La violencia contra las mujeres se profundiza por la inacción de las autoridades, por su complicidad con los criminales y por el patrón de impunidad que persiste en el aparato de justicia del estado. Las pocas denuncias que se han interpuesto se mantienen estancadas. Le cargan toda la responsabilidad a los familiares para que indaguen el móvil del feminicidio. Los desgastan con trámites burocráticos para que se desistan en su exigencia de justicia. No cuentan con asesores jurídicos ni con peritos intérpretes. El personal de la fiscalía, en lugar de tomar en cuenta el estado de indefensión de las mujeres y el contexto de violencia que persiste contra ellas, ponen en duda sus declaraciones. Se coluden con los abogados particulares de los perpetradores.
No solo los agentes investigadores de la fiscalía se prestan a estas marrullerías, también hay jueces que se han amafiado con abogados para vender la justicia al mejor postor. En esta cultura machista, los funcionarios municipales toman partido por los hombres; en las agencias de los ministerios públicos, las mujeres son revictimizadas, y en los juzgados, la autoridad judicial tuerce la ley en favor de los perpetradores. La jauría de abogados particulares son los mejores aliados para negociar los delitos. Se encargan de investigar a los clientes para ver si cuentan con solvencia económica, sobre todo si hay algún familiar en Estados Unidos. Saben que las remesas son garantía para satisfacer las pretensiones de quienes procuran y administran justicia.

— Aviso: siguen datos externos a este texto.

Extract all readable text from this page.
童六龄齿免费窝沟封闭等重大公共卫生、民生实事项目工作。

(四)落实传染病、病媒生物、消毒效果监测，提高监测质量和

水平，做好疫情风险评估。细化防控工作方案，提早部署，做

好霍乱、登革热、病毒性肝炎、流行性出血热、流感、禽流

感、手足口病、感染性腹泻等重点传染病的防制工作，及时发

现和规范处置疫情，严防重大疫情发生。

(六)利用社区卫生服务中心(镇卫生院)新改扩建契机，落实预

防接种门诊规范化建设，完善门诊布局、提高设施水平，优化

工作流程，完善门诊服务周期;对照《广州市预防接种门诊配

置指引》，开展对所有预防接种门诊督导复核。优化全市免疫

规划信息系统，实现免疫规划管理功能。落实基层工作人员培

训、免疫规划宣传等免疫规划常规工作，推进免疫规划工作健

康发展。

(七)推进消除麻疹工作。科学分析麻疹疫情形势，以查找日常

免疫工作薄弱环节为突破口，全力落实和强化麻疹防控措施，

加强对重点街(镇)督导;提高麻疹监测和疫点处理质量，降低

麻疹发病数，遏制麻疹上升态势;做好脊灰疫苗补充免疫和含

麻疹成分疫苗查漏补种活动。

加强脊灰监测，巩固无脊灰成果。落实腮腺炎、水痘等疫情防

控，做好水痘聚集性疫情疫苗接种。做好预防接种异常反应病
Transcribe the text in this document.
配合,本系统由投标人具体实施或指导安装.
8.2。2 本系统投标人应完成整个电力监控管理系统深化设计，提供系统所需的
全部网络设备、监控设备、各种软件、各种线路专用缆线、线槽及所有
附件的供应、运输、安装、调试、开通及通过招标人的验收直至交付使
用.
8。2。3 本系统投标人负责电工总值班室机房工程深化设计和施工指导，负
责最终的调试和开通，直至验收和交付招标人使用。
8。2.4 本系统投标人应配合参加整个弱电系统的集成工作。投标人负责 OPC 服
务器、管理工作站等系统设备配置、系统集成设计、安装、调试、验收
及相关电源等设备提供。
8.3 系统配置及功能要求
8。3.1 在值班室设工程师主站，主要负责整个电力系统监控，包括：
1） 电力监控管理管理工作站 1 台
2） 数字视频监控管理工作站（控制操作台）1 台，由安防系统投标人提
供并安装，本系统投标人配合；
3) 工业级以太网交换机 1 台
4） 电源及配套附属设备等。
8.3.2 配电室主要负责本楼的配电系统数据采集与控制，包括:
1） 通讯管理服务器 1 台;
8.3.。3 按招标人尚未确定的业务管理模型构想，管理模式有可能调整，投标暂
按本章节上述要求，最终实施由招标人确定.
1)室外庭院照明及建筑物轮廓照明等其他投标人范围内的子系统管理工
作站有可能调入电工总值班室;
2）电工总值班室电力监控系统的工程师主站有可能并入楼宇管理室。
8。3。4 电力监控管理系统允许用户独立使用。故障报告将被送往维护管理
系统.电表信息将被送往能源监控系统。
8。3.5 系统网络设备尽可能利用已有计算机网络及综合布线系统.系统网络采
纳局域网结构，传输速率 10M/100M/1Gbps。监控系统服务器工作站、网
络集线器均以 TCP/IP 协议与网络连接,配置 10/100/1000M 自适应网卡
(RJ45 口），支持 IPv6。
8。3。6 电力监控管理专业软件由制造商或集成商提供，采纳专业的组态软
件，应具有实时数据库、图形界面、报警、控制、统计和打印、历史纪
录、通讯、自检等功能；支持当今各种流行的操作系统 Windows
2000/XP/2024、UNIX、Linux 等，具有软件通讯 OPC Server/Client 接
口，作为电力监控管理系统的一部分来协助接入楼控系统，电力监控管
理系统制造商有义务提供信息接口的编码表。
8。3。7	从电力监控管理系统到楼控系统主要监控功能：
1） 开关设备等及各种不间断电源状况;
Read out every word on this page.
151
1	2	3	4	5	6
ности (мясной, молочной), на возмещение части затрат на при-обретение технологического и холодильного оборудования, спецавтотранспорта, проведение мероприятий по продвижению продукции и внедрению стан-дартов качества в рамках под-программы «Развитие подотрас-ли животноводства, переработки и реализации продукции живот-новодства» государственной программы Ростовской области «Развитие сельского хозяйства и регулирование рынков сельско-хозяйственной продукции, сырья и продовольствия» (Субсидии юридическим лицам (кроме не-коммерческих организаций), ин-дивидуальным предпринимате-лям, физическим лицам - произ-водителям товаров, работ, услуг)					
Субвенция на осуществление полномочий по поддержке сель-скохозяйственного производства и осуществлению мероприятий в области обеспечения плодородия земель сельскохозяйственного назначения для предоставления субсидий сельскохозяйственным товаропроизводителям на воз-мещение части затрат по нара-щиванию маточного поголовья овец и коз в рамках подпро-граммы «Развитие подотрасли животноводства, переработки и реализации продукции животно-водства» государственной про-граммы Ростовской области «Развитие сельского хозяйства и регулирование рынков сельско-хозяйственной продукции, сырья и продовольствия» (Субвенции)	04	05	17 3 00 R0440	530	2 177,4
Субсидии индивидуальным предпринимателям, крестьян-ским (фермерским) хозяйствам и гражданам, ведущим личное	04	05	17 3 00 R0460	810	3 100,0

El caso de Angelica, indígena Na savi, que se casó cuando estudiaba la secundaria, es una muestra de la corrupción que persiste entre los jueces. Ella procreó una niña y un niño. Durante tres años soportó el maltrato de su esposo, quien la dejó en la casa de sus padres, con el pretexto de que trabajaría como jornalero agrícola. Se ausentó por dos años, y se desentendió del cuidado de los hijos. A su regreso la situación empeoró por el alcoholismo de su esposo, al grado que la violencia se agudizo. Angelica no tuvo otra alternativa que defenderse ante la agresión constante de su pareja. Los suegros en lugar de apoyarla se fueron contra ella y cuando se defendía de la agresión de su esposo, sus padres se metieron y la tundieron a golpes. La corrieron de su casa y le quitaron a sus hijos.
Cuando pidió apoyo legal, su esposo la acusó de robo por la cantidad de 48 mil pesos y otros objetos de valor. El único interés de Angelica era recuperar a sus hijos y buscar un lugar seguro donde vivir. Ante la imposibilidad de que el juez civil de Tlapa la escuchara, Angelica sintió que su denuncia seria ignorada. Supo que su pareja había contratado a un abogado particular, quien se dio el lujo de comentar cuánto le había pagado al juez para ganar el caso.
En su lucha por recuperar a sus hijos, el juez ordenó que Angelica dejaría de ver a sus hijos porque los maltrataba. Nunca imagino que por defender a sus hijos estaría en riesgo su libertad. En el ministerio público agilizaron la denuncia de robo con el fin de encarcelarla, mientras tanto el juez familiar, otorgó medidas cautelares a favor del esposo. Son muy significativa las palabras sencillas y contundentes que expreso en su lengua materna, sobre la mala actuación de los jueces.
“A los jueces no les importa si los niños lloran. Cuando los separan de su mamá o su papá, no les interesa porque no tienen sentimientos. Se burlan de nuestro dolor y se aprovechan de que somos pobres y no hablamos bien el español. Como madre he demostrado en estos años el gran amor que tengo por mis hijos y por eso, ya no permití que me siguieran golpeando. Preferí salirme de la casa para ponerme a salvo y proteger a mis niños. Sin embargo, esto no toma en cuenta el juez. Solo tiene ojos para ver el dinero. No le importa que una madre esté llorando por sus hijos, ni le duele decir que me los quiten, porque no tiene corazón y tampoco parece que sea humano. Solo tiene interés por el dinero”.
La lucha de las mujeres indígenas se da a flor de tierra, con sus pies desnudos, pero con el corazón por delante. No podrán expresarse en español, pero en su vida cultivan los mas altos valores del respeto por las leyes y por los derechos de sus hijos. Están dispuestas a enfrentar la violencia de su esposo y la misma violencia que ejercen las autoridades. Saben que está en riesgo su vida, y muchas de ellas han sido víctimas de estas atrocidades por la indolencia y la postura delincuencial que tienen los funcionarios públicos municipales, las autoridades ministeriales y los mismos jueces. Angelica a sus 22 años ha demostrado tener la fuerza para enfrentar al aparato de justicia del estado, que pisotea sus derechos y esquilma a los más pobres. El juez le ha ordenado que le quiten a sus hijos. Para Angelica esta decisión arbitraria no es definitiva, seguirá dando la batalla.
Las múltiples luchas de las mujeres florecen en el movimiento social de mayor potencia de inicio de siglo. Aunque no todas comparten la visión del feminismo, no cabe duda que la mujer es el motivo, inspiración y motor.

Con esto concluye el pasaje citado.